The FAA team carried out audit on Nigerian civil aviation using eight critical elements; which included:  on aviation legislation; regulation; organisation; technical staff, quality and training. Others are: technical guidance tools; licensing certification, approval, continuous surveillance and resolution of safety concerns.

The assessment took the FAA team to  the facilities of an Airline Operators Certificate (AOC) holder – Medview Airlines, where it  inspected its  operations and maintenance organisations.

Confirming the development at the weekend, General Manager, Public Relations, NCAA, Sam Adurogboye told The Nation by phone that there was no cause for anxiety over Nigeria passing the audit given the detailed corrective action taken in the last few years.

Adurogboye said Nigeria scored high in the technical audit, an indication that it has retained its Category One safety status.

He said the FAA team carried out a detailed audit on civil aviation regulations in Nigeria using the checklist guide, which requests compliance with global standards in aviation legislation; guidance material; training and personnel, and other areas.

Adurogboye said the corrective action report to be submitted by Nigeria to FAA, will not in any way lower its rating on the audit, but a formality required to close identified gaps.

He, however, clarified that the FAA audit has nothing to do with certfication of airports, as it only examines issues bordering on civil aviation regulations.

He said information suggesting that the United States will prevent some Nigerian carriers from flying into its airspace has nothing to do with the Category One safety re-validation.

Adurogboye said: “People who are saying that Nigeria will not pass Category One revalidation, have missed the point. Indeed, Nigeria has already cleared the hurdles with the performance it put up during the audit. In many areas, the Federal Aviation Administration officials were impressed at what Nigerian Civil Aviation Authority has done.

“Nigeria scored very high in many areas according to the parameters or checklist used by the American team.

“Even if the FAA team found out some deficiencies in some areas, it will not reduce the scores they have allotted to Nigeria.

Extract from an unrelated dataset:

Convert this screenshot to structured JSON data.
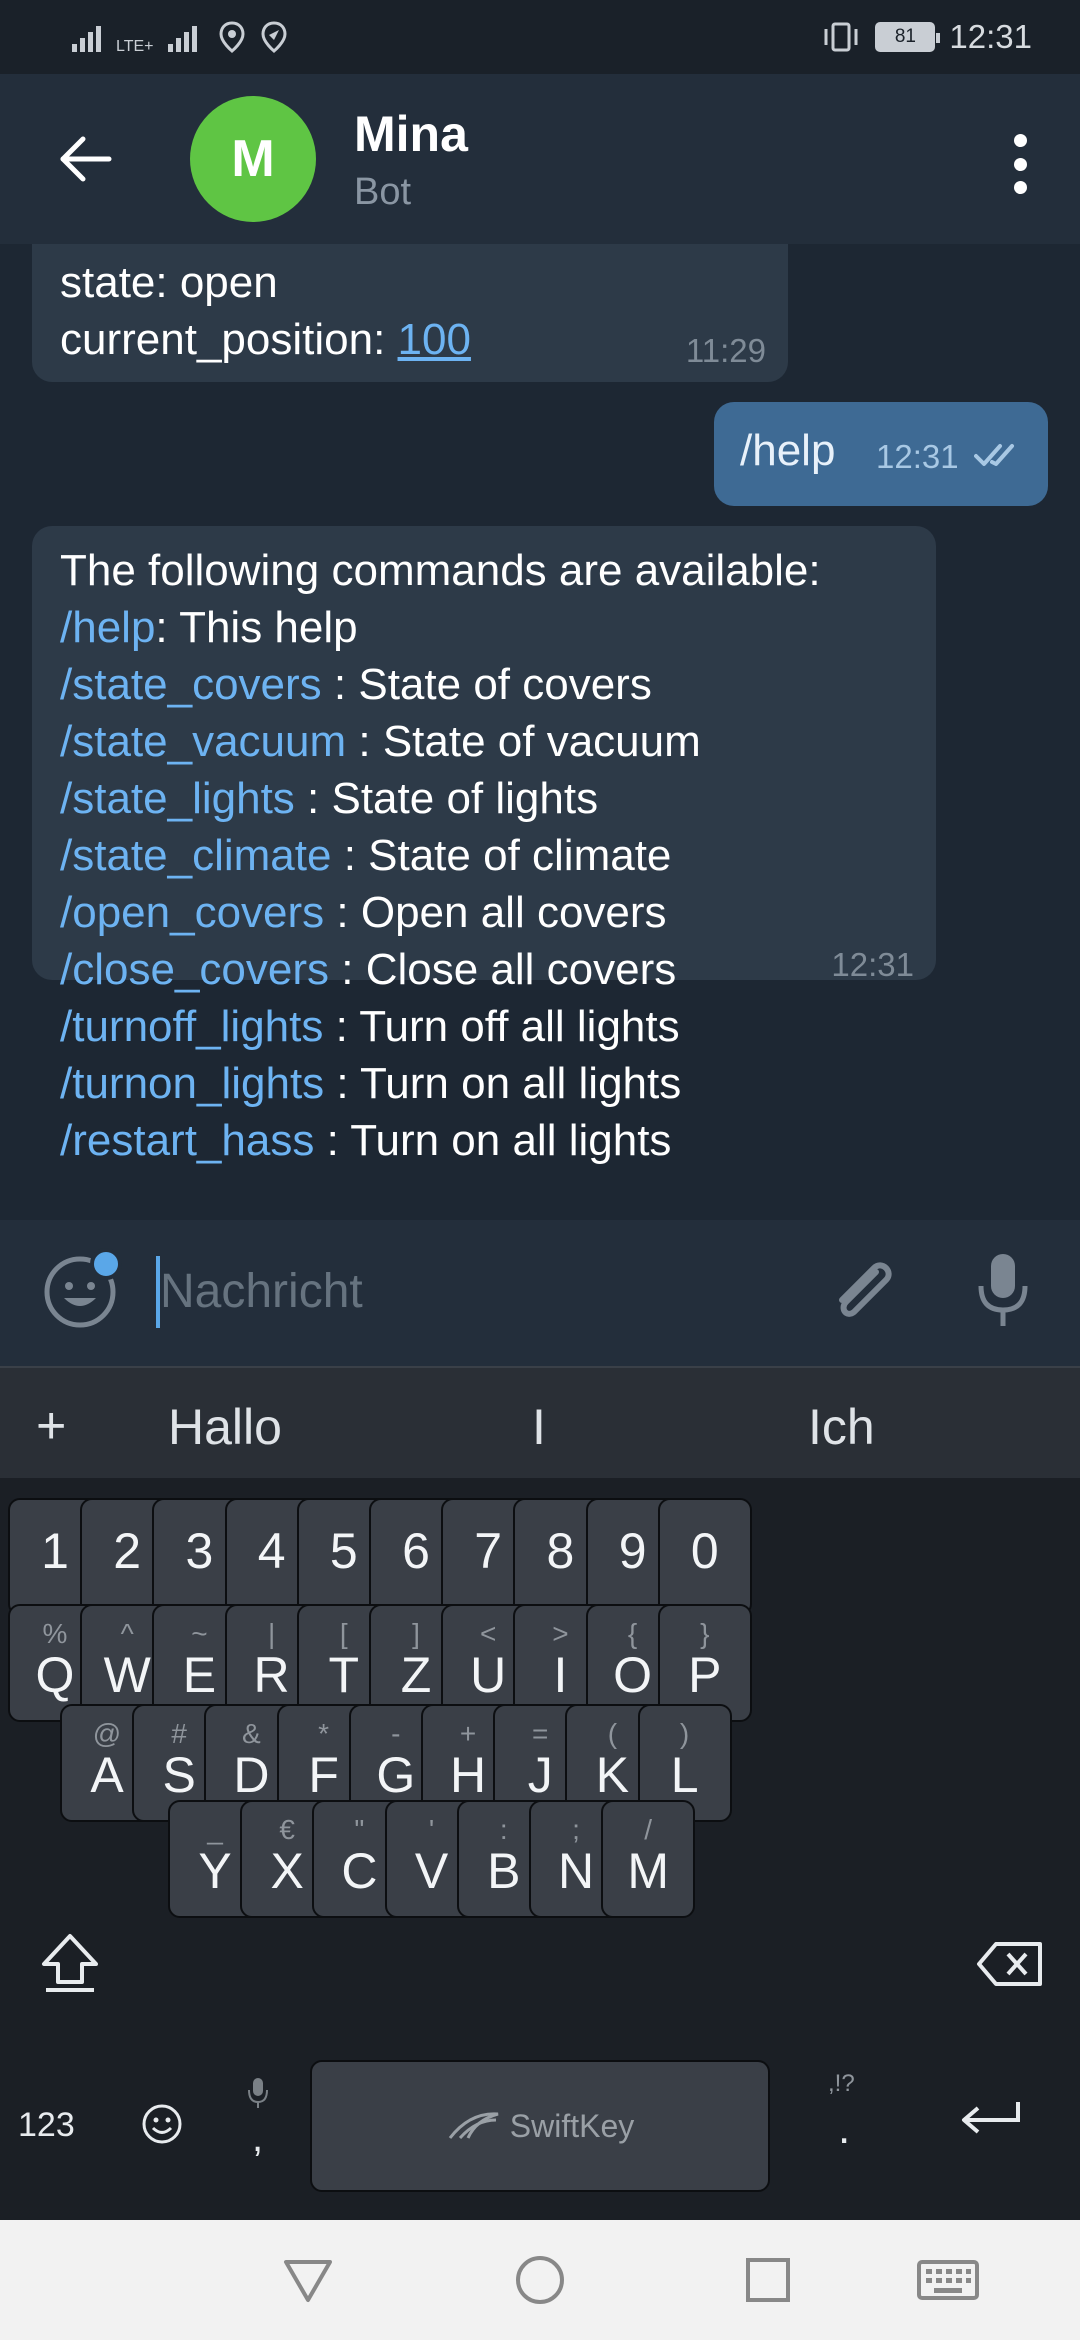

“I can confirm to you that in the next 45 days the FAA will make public their findings on their audit of Nigeria Category One re- validation, which we know we have passed. All that is required of the NCAA is to communicate to the FAA in the next 30 days, action so far taken on the deficiencies or gaps indentified during the audit. And exactly that the NCAA will do.”

He said the NCAA is collaborating with other aviation agencies to raise the bar on airport security.

But, some aviation experts including, Group Captain John Ojikutu (rtd) hold the view that the  United States federal aviation administration has given Nigerian airlines a 65-day ultimatum to resolve specified security issues or risk being barred from flying to its country.

Ojikutu, a member of aviation industry think tank, Aviation Round Table (ART) and Chief Executive Officer of Centurion Securities, said he is worried over retention of Category One without certification of Nigerian airports by the NCAA.

He said airport certification is compliant with the Nigeria Civil Aviation Regulations (NCAR) Part 12.6.4, which carries obligations on the operator to continuously maintain standards and competence in operation and ensuring availability of skilled manpower in sufficient numbers, for the periodic maintenance of the facilities and the system.

He said: “Many stakeholders would probably be asking; what is the necessity for the certification when the industry was already classified category one?”

“What many do not know, however, is that the classification of Nigeria as Category one, was meant only for the NCAA Regulations and oversight competence, the way university academic programs are rated or accredited by the Nigeria Universities Commission (NUC).

“Unfortunately, the NCAA is like a university that has been long accredited but has not been able to graduate a student. The NCAA, in spite of its category one status classification in 2010 and even today in 2017 after its reclassification, has not been able to give certification to a single airport among the over 28 federal and state airports in the country.”